Foi uma sorte ter uma avó fichada no Dops, pois, de outro modo, lembra a pesquisadora, ela não teria acesso aos prontuários dos feios, mundanos e desajustados artistas que bateram perna no Recife nas décadas de 1930 e 1950, entre eles artistas de circo, bailarinas de salão, transformistas, dançarinos russos, ilusionistas e cantores.
"Eu era produtora cultural quando iniciei a pesquisa, em 2004", conta Clarice. "Não tinha, então, experiência como pesquisadora, mas aquilo ficou na minha cabeça e, quando a Comissão da Verdade começou a atuar, em 2011, ficou mais fácil vasculhar esses arquivos." Ela passou três meses tentando entender o significado daquela montanha de fotos, prontuários e cartazes promocionais que incluíam desde uma apresentação de Aurora Lincheta - o "Turbilhão Cubano que Canta" - aos truques do faquir hipnotizador Tahra Bey, visto pela polícia com um charlatão, capaz de esconder algum segredo político ao induzir populares ao sono letárgico.
O Obscuro Fichário dos Artistas Mundanos é um projeto cultural que vai além de um levantamento curioso sobre a cena underground do Recife e o projeto paranoico do Dops pernambucano, que desconfiava de tudo o que não era espelho, de trapezistas de circo a anões vestidos com ternos dois números maiores.
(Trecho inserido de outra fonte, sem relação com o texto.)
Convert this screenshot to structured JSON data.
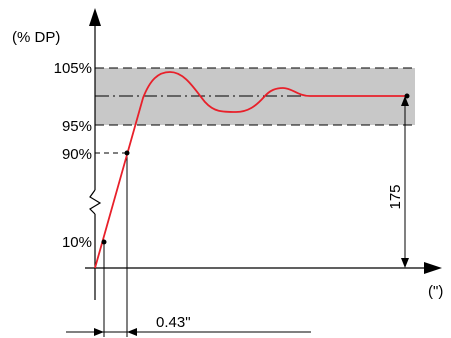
{
  "labels": {
    "y_axis_unit": "(% DP)",
    "x_axis_unit": "(\")",
    "pct_105": "105%",
    "pct_95": "95%",
    "pct_90": "90%",
    "pct_10": "10%",
    "dim_time": "0.43\"",
    "dim_height": "175"
  },
  "colors": {
    "response_curve": "#e8202a",
    "tolerance_band": "#c8c8c8",
    "line": "#000000"
  }
}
Foi lendo o ensaio A Invenção do Nordeste, do historiador Durval Muniz de Albuquerque Junior (também disponível no site obscurofichario), que a pesquisadora Clarice Hoffmann descobriu uma nova cartografia recifense capaz de criar novas narrativas urbanas e desmontar o imaginário de um Nordeste rural.
Pelo levantamento da pesquisadora no arquivo de fichas e prontuários, que agregam desde documentos políticos apreendidos a atas de reunião, passando por panfletos, Recife era a cidade das conspirações, de comunistas perigosos. "Quando li o livro de Durval, me dei conta de que essa cartografia underground era uma ‘cena omitida’ que precisava resgatar, o que me levou a inscrever o projeto no Itaú Cultural."
Esse projeto cresceu. De novembro do ano passado a este mês, Clarice convocou artistas, coletivos e grupos interessados em retrabalhar essas informações. Saíram dessa seleção três projetos, sendo o primeiro um vídeo, Vaga de Irma Brown, de Francisco Baccaro e Moacyr Campelo (de Pernambuco), que explora o mapeamento dos espaços recifenses fichados pelo Dops (que também fiscalizava bares suspeitos). Um segundo projeto, da carioca Juliana Borzino, examina a relação da livraria de seu bisavô, em Recife, com os intelectuais frequentadores fichados pelo Dops. O terceiro, da pernambucana Marie Carangi, é uma performance/vídeo que evoca o corpo dos artistas perseguidos.
De todos os personagens que circularam pela Recife antiga, a pesquisadora Clarice Hoffmann destaca a do faquir Tahra Bey, ou Krikor Tahra Kalfayan. "Várias pessoas se fizeram passar por ele, que ficou popular e virou tema de um bloco de carnaval." Sua identidade verdadeira: só o Dops sabia.
As informações são do jornal O Estado de S. Paulo.